Assim, há de se afastar a incidência do crime de quadrilha ou bando (art. 288 do CP) na hipótese, absolvendo-se o réu nos termos da norma do art. 386, inciso III, do Código de Processo Penal.
III.IV – DA APLICAÇÃO DA PENA EM CASO DE CONDENAÇÃO
A condenação do réu somente deve ocorrer naquelas hipóteses excepcionais em que há provas robustas da materialidade e da autoria do crime. E, nessas hipóteses excepcionais de condenação, a pena deve ser aplicada de forma justa, como meio de auferir a culpabilidade do agente.
No caso em tela, na remota hipótese de condenação, a pena deve ser aplicada no mínimo legal, pois o agente é primário, não possuindo contra si quaisquer condenações criminais transitadas em julgado (art. 63 do CP) e os processos em curso não podem ser considerados como “maus antecedentes” para efeito da fixação da pena como já decidiu o Supremo Tribunal Federal (RE 591054).
Além disso, não estão presentes no caso quaisquer circunstâncias agravantes ou causas de aumento de pena que posam elevar a pena além do mínimo legal.

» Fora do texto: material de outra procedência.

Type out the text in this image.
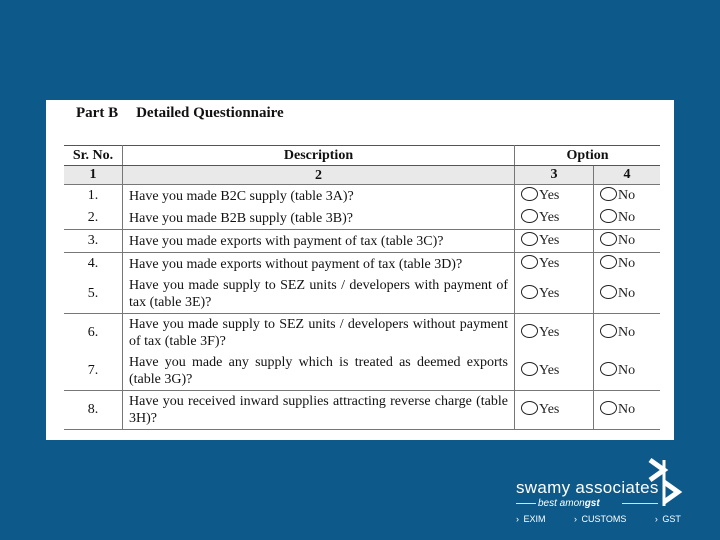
Part B Detailed Questionnaire
Sr. No.	Description	Option	
1	2	3	4
1.	Have you made B2C supply (table 3A)?	Yes	No
2.	Have you made B2B supply (table 3B)?	Yes	No
3.	Have you made exports with payment of tax (table 3C)?	Yes	No
4.	Have you made exports without payment of tax (table 3D)?	Yes	No
5.	Have you made supply to SEZ units / developers with payment of tax (table 3E)?	Yes	No
6.	Have you made supply to SEZ units / developers without payment of tax (table 3F)?	Yes	No
7.	Have you made any supply which is treated as deemed exports (table 3G)?	Yes	No
8.	Have you received inward supplies attracting reverse charge (table 3H)?	Yes	No
swamy associates
best amongst
› EXIM	› CUSTOMS	› GST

Ainda, o longo período de prisão preventiva, cumprida de tal data a tal data (quando foi concedida a liminar pelo STF no HC xxx/SP), deve ser considerado para fins de regime inicial de cumprimento de pena, nos termos da norma do art. 387, § 2º, do Código de Processo Penal.
Por fim, há de se substituir a pena privativa de liberdade por restritiva de direitos em razão do preenchimento pelo réu de todos os pressupostos subjetivos e objetivos contidos na norma do art. 44 do Código Penal.
IV – DOS PEDIDOS
Ante o exposto, requer-se a Vossa Excelência:
I – O reconhecimento da prescrição da pretensão punitiva do Estado, inclusive com relação aos efeitos extrapenais da condenação, nos termos da norma do art. 386, VI, do CPP;
II – A absolvição em razão do ilícito civil com relação ao crime de estelionato, nos termos da norma do art. 386, III, do CPP;
III – A absolvição, com relação ao crime de quadrilha ou bando (antiga redação do art. 288 do CP) em razão da ausência de comprovação dos elementos constitutivos do crime “associarem-se mais de 3 pessoas”), nos termos da norma do art. 386, III, do CPP;
IV – Na remota hipótese de condenação, a aplicação da pena no mínimo legal em razão da: a) primariedade do agente; e b) ausência de circunstâncias agravantes e causas de aumento de pena; e c) a consideração do tempo de prisão preventiva para fins de fixação do regime inicial de cumprimento de pena (art. 387, § 2º, do CPP; e, por fim, d) a substituição da pena privativa de liberdade por restritiva de direitos (art. 44 do CP).
Termos em que,
Pede deferimento.
Local, data.
Advogado/OAB nº
[1] MIRABETE, Júlio Fabbrini. Código Penal Interpretado. 6 ed. São Paulo: Atlas, 2006. p. 2175.